Warlick's intention is to "expand our notions of information skills and experience to understand and crack the code of our students outside-the-classroom experience and perhaps even hack that code — harness those literacies for learning".
The Native information experience of our students:
* Is fueled by questions
* Provokes conversation
* Is responsive
* Demands personal investment and identity
* Guided by safely-made mistakes
We need to stop making assignments and rubrics that are so specific that the students don't want to ask questions. Questions promote conversation which is how learning happens. We need to craft activities that "talk back to the learner". We need to say to the students..."surprise me!" The ideal learning environment is "learning without boundaries".
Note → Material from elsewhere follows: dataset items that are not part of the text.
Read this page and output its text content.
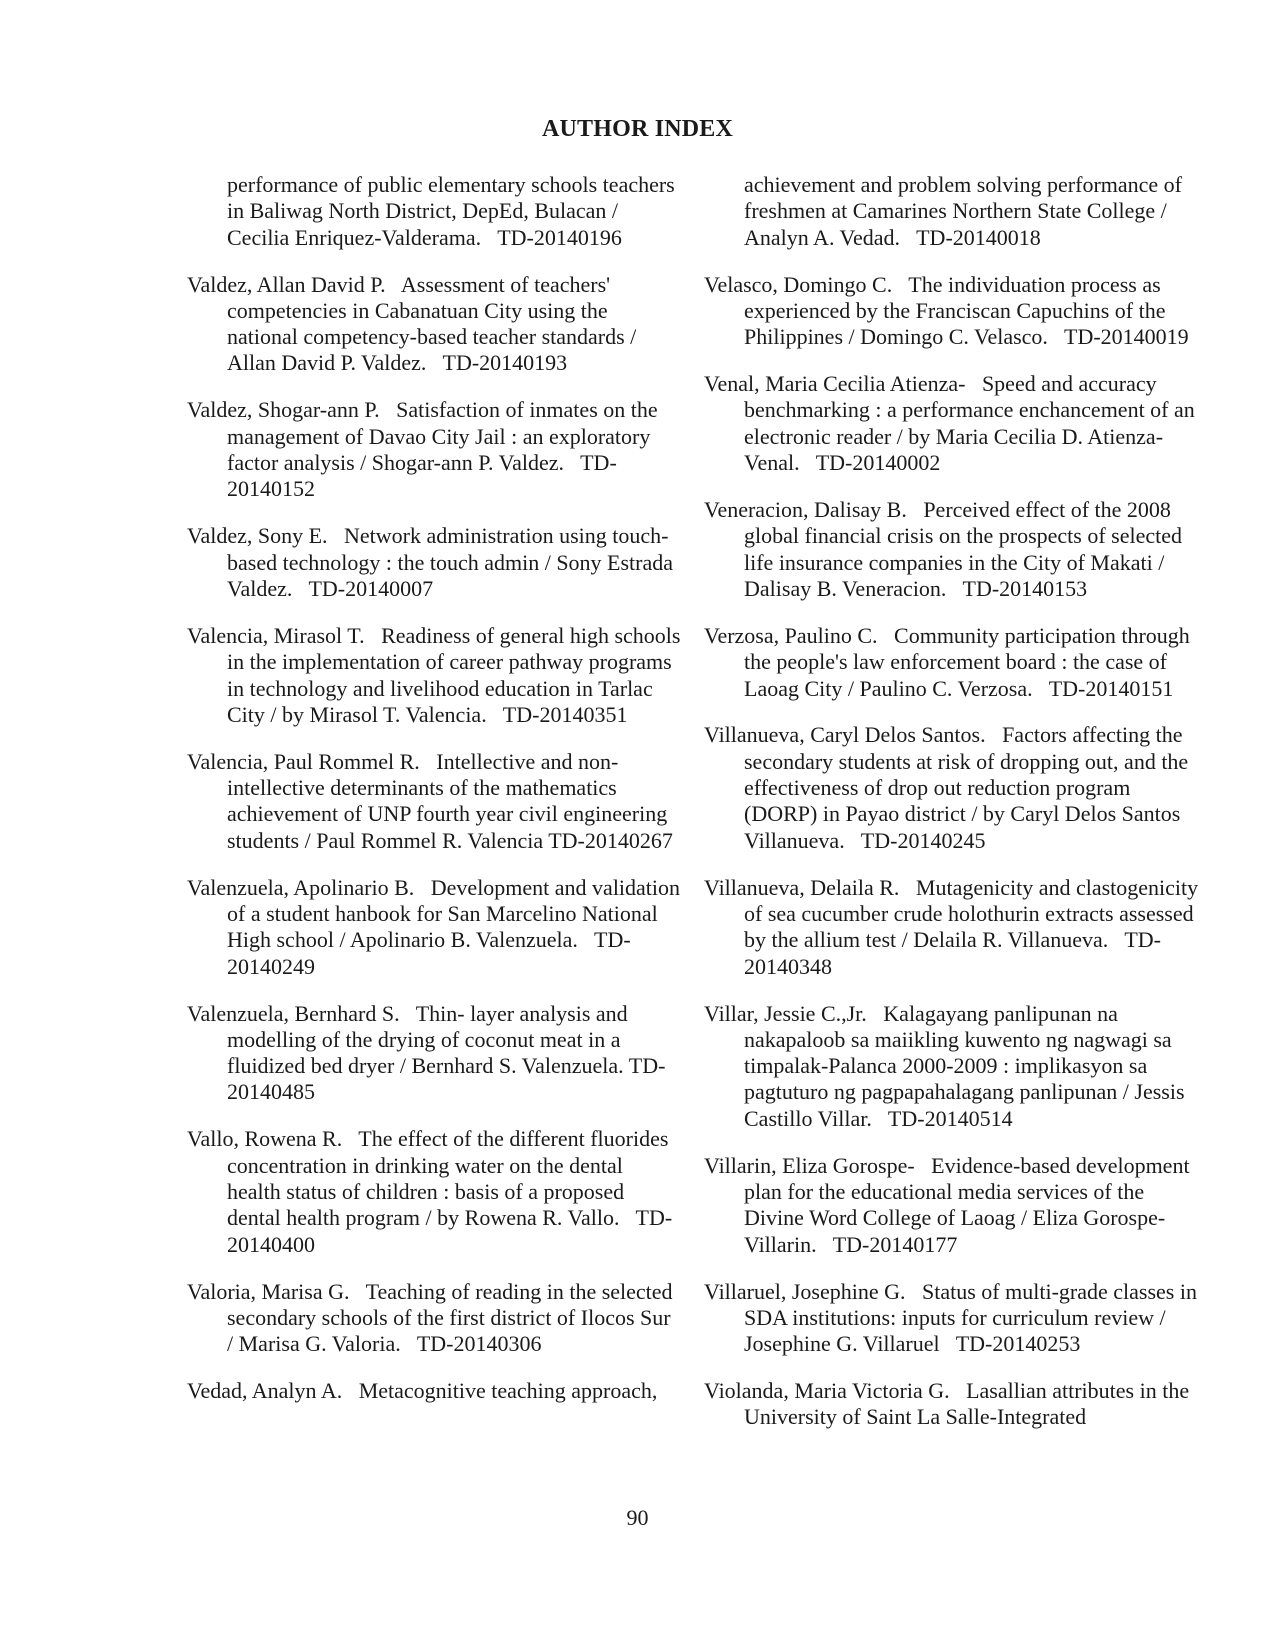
AUTHOR INDEX

performance of public elementary schools teachers in Baliwag North District, DepEd, Bulacan / Cecilia Enriquez-Valderama.   TD-20140196

Valdez, Allan David P.   Assessment of teachers' competencies in Cabanatuan City using the national competency-based teacher standards / Allan David P. Valdez.   TD-20140193

Valdez, Shogar-ann P.   Satisfaction of inmates on the management of Davao City Jail : an exploratory factor analysis / Shogar-ann P. Valdez.   TD-20140152

Valdez, Sony E.   Network administration using touch-based technology : the touch admin / Sony Estrada Valdez.   TD-20140007

Valencia, Mirasol T.   Readiness of general high schools in the implementation of career pathway programs in technology and livelihood education in Tarlac City / by Mirasol T. Valencia.   TD-20140351

Valencia, Paul Rommel R.   Intellective and non-intellective determinants of the mathematics achievement of UNP fourth year civil engineering students / Paul Rommel R. Valencia TD-20140267

Valenzuela, Apolinario B.   Development and validation of a student hanbook for San Marcelino National High school / Apolinario B. Valenzuela.   TD-20140249

Valenzuela, Bernhard S.   Thin- layer analysis and modelling of the drying of coconut meat in a fluidized bed dryer / Bernhard S. Valenzuela. TD-20140485

Vallo, Rowena R.   The effect of the different fluorides concentration in drinking water on the dental health status of children : basis of a proposed dental health program / by Rowena R. Vallo.   TD-20140400

Valoria, Marisa G.   Teaching of reading in the selected secondary schools of the first district of Ilocos Sur / Marisa G. Valoria.   TD-20140306

Vedad, Analyn A.   Metacognitive teaching approach,

achievement and problem solving performance of freshmen at Camarines Northern State College / Analyn A. Vedad.   TD-20140018

Velasco, Domingo C.   The individuation process as experienced by the Franciscan Capuchins of the Philippines / Domingo C. Velasco.   TD-20140019

Venal, Maria Cecilia Atienza-   Speed and accuracy benchmarking : a performance enchancement of an electronic reader / by Maria Cecilia D. Atienza-Venal.   TD-20140002

Veneracion, Dalisay B.   Perceived effect of the 2008 global financial crisis on the prospects of selected life insurance companies in the City of Makati / Dalisay B. Veneracion.   TD-20140153

Verzosa, Paulino C.   Community participation through the people's law enforcement board : the case of Laoag City / Paulino C. Verzosa.   TD-20140151

Villanueva, Caryl Delos Santos.   Factors affecting the secondary students at risk of dropping out, and the effectiveness of drop out reduction program (DORP) in Payao district / by Caryl Delos Santos Villanueva.   TD-20140245

Villanueva, Delaila R.   Mutagenicity and clastogenicity of sea cucumber crude holothurin extracts assessed by the allium test / Delaila R. Villanueva.   TD-20140348

Villar, Jessie C.,Jr.   Kalagayang panlipunan na nakapaloob sa maiikling kuwento ng nagwagi sa timpalak-Palanca 2000-2009 : implikasyon sa pagtuturo ng pagpapahalagang panlipunan / Jessis Castillo Villar.   TD-20140514

Villarin, Eliza Gorospe-   Evidence-based development plan for the educational media services of the Divine Word College of Laoag / Eliza Gorospe-Villarin.   TD-20140177

Villaruel, Josephine G.   Status of multi-grade classes in SDA institutions: inputs for curriculum review / Josephine G. Villaruel   TD-20140253

Violanda, Maria Victoria G.   Lasallian attributes in the University of Saint La Salle-Integrated

90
Today what's important is not what you have been taught; it's what you can teach yourself!
Here's Warlick's wonderful bibliography of sources for this presentation
and last but not least, the PREZI:
1 comment:
What a great set of resources -- thank you for posting this.
I really love the thoughts about being a "question asking culture". Think, too, about how important it is to nurture this "instinct" versus the ways we (even unintentionally) encourage students to settle for an easy answer. To me, this idea reinforces the need to promote interdisciplinary projects and the hard work of making connections. I am looking forward at watching the Prezi and exploring the resources. Thanks!